Structural market in the second half of the year
After the first half of the boom, fund managers are generally more optimistic about the second half of the year.
"The second half of the market should be better than the first half of the year, the first half of the epidemic by the impact of the two big setbacks, black swan should not be so much in the second half." Yang Delong, chief economist of Qianhai open source fund.
Zhang Ting pointed out that "in the second half of the year, stock assets are still cost-effective allocation options, the general direction is uplink. But there will be no large scale index market, will continue to show structural differentiation market.
In the second half of the year, how will managers of blue chip fund operate?
PI Jinsong said: "taking into account the increase in the first half of the medical index, short-term stock valuation is not cheap, the mode of operation or holding blue chip stocks to change space for time. The characteristics of the pharmaceutical industry are high performance, medium and long term logic, and the choice of good companies in the high prosperity area is likely to make money for performance. In the second half of the year, promising areas are innovative drugs, medical devices and so on. In addition, at present, the global new crown outbreak is repeated, and it is estimated that the investment opportunities of the new crown diagnostic reagents and protective equipment companies will be more sustainable.
Huang Xingliang said that the management products in the second half of the year will still be distributed in the long-term optimistic and high cost performance companies, mainly distributed in computers, pharmaceuticals, new energy vehicles and semiconductor industries, and will be gradually adjusted according to market conditions.
Tan Donghan pointed out, "I remain strategic and optimistic about the long-term prospects of A shares. In the short and medium term, the duration and impact of the epidemic may be exceeding expectations. In the long term, the development of epidemic situation is still one of the most important factors that affect the market.

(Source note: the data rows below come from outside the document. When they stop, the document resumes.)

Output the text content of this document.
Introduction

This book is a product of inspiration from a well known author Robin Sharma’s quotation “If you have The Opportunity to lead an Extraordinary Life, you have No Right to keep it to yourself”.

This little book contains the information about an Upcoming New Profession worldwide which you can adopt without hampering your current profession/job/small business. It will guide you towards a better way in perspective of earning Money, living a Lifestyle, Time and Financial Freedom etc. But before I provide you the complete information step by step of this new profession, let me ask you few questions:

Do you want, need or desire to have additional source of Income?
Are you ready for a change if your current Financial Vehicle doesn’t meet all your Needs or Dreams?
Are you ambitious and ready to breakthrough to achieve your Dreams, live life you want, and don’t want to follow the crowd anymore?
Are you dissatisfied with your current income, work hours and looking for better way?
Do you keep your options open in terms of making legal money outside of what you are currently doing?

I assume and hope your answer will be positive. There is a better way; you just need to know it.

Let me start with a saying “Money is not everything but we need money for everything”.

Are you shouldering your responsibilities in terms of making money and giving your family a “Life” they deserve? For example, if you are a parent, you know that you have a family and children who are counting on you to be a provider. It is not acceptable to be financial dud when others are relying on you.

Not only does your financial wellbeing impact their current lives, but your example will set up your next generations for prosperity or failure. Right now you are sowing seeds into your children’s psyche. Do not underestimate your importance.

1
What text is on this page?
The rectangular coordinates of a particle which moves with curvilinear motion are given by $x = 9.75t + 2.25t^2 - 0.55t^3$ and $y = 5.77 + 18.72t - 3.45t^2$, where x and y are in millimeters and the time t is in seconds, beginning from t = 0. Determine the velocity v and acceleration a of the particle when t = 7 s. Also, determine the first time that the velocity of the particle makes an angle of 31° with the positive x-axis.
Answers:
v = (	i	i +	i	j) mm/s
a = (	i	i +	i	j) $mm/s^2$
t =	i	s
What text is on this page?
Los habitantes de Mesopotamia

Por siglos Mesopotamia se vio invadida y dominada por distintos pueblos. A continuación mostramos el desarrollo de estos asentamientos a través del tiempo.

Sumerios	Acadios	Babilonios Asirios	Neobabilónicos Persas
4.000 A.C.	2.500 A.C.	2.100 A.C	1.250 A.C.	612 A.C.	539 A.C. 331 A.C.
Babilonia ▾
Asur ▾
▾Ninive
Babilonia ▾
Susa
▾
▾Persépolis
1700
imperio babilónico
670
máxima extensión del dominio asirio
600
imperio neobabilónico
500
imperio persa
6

In the pharmaceutical sector, we should pay close attention to the expected performance of the industry, and also pay attention to the performance recovery opportunities of the damaged industries. We should carefully evaluate the performance and balance of the stocks.
Looking forward to the second half of the year, Yang Renmei admits that he will pay more attention to cash flow rich enterprises. He pointed out that the risk of some industries or enterprises is relatively large. But the price of a good company is more expensive in most cases. He doesn't value valuations very much. He believes that the key is to buy a good company with incremental space.
Wu Xingwu is optimistic about four directions: including innovative pharmaceutical companies, R & D service companies that provide services for innovative drug research and development, medical service providers that can meet the needs of consumer upgrading, and some medical equipment and consumables enterprises with strong moat.
Gf's new industry picked up 53.28% this year, according to its fund manager, Li Wei. "This year's global market volatility has increased and uncertainty has increased, making it difficult to make an accurate assessment and judgement of short-term market trends. We need to think over a longer period of time and firmly identify the value of enterprises in accordance with long-term investment ideas, and properly take measures to deal with risks."